There used to be a group of poets of color called “The Hibiscus Collective” that she was a part of but unfortunately it doesn’t exist anymore, so Fabu had to create her own space. She now has a place where she meets with other artists called “A Place At The Table.”

“As the modern day writers here and for the writers that come, we need a welcoming space,”  she said.

Fabu said her favorite thing about writing and telling poetry is the healing aspect of it. “You never write a poem or share a poem without some kind of beautiful connection and a healing process. Whatever you’re writing about, just the act of writing it itself, taking it from the inside, putting it on the outside. That’s why I love to do writing, from the various ages from children to seniors because all the things that are inside, you clarify them when when you put them on a page and you get to see. And then when you read my poem and say, “Ah,” you enter into that experience, you know what I know, You see what I see, you feel what I feel and that’s a very beautiful thing,” Carter said.

Another first for Fabu is becoming the first African American editor of the Wisconsin Poet’s Calendar. This year she created the 2019 calendar called Celebrating Wisconsin People. “What it is, though, is looking at the whole of Wisconsin and all of Wisconsin people,” said Carter.

“Someone said something peculiar to me, they said, ‘If you say people of color, then we feel like white people are not invited into that, that means people of color.’ Well normally when you said Wisconsin people, we (people of color) haven’t been invited into that. But in Celebrating Wisconsin People, I was asking everybody to go a little bit deeper and talk about their roots. Talk about their legacy, talk about where they’re from.”

The 2019 Wisconsin Poet’s Calendar is is the epitome of what Fabu has always wanted to do.  

“As an African American artist, I celebrate myself and my people, but I also celebrate the connections between Wisconsin people,” she said. “The fact that there’s always been an African American presence, the fact that there’s been connection between Native American people and African American people.”

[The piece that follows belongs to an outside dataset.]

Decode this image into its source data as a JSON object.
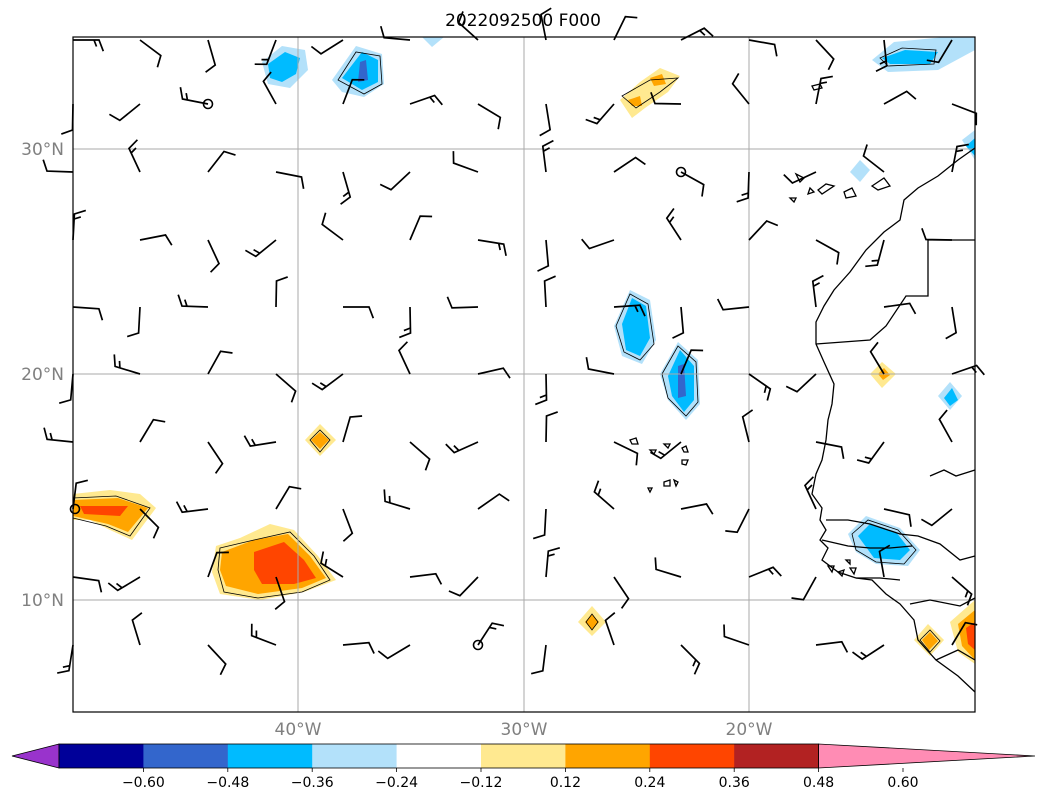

She then goes back to her favorite things about poetry and adds that it has the ability to cross all lines. “When you have a poem that speaks to every human experience, which by the way, they all do, because there’s nobody who hasn’t suffered, there’s nobody that hasn’t loved. There’s nobody who hasn’t laughed.”

Fabu has specific topics that she writes about. “For me, as a poet, when I look at the kind of poems I write, I’m always about people whose voices are seldom heard, or (voices that) others try to mute,” she said. “I want their voices to be heard clearly. So that oftentimes can be children, that can be women, and in general, that can be Black people. I like working with children and speaking for children because children are important. You just don’t grow up to be who you are, it’s in you, whatever age you are. And it develops and you develop and grows as you.”

Fabu says that she wants her poems to be controversial because it gets people talking and it gets them to feel.

“Just the fact that I exist is controversial and then when you add on, I’m healthy, I’m happy, I’m thriving, I’m productive, and a poet. That is controversial,” she said.

To add on to this she quotes Malcolm X: “To be Black is to be political.”

“I will own that voice and I will own that power. It doesn’t bother that it’s controversial,” she said.

Fabu also works with of the Wisconsin Alzheimer’s Research. She uses her poetry to help ignite their memory and sometimes she even brings props to further help.

Fabu’s favorite poem that she’s written is “The Mary Turner Lynching.”

“That’s my favorite poem because it’s my most difficult poem, it’s my longest poem, and I think it’s the poem that’s the hardest for people to hear,” she said.

Fabu doesn’t stop her goals here, she hope to continue growing in her writing and possibly becoming the national poet laureate some day.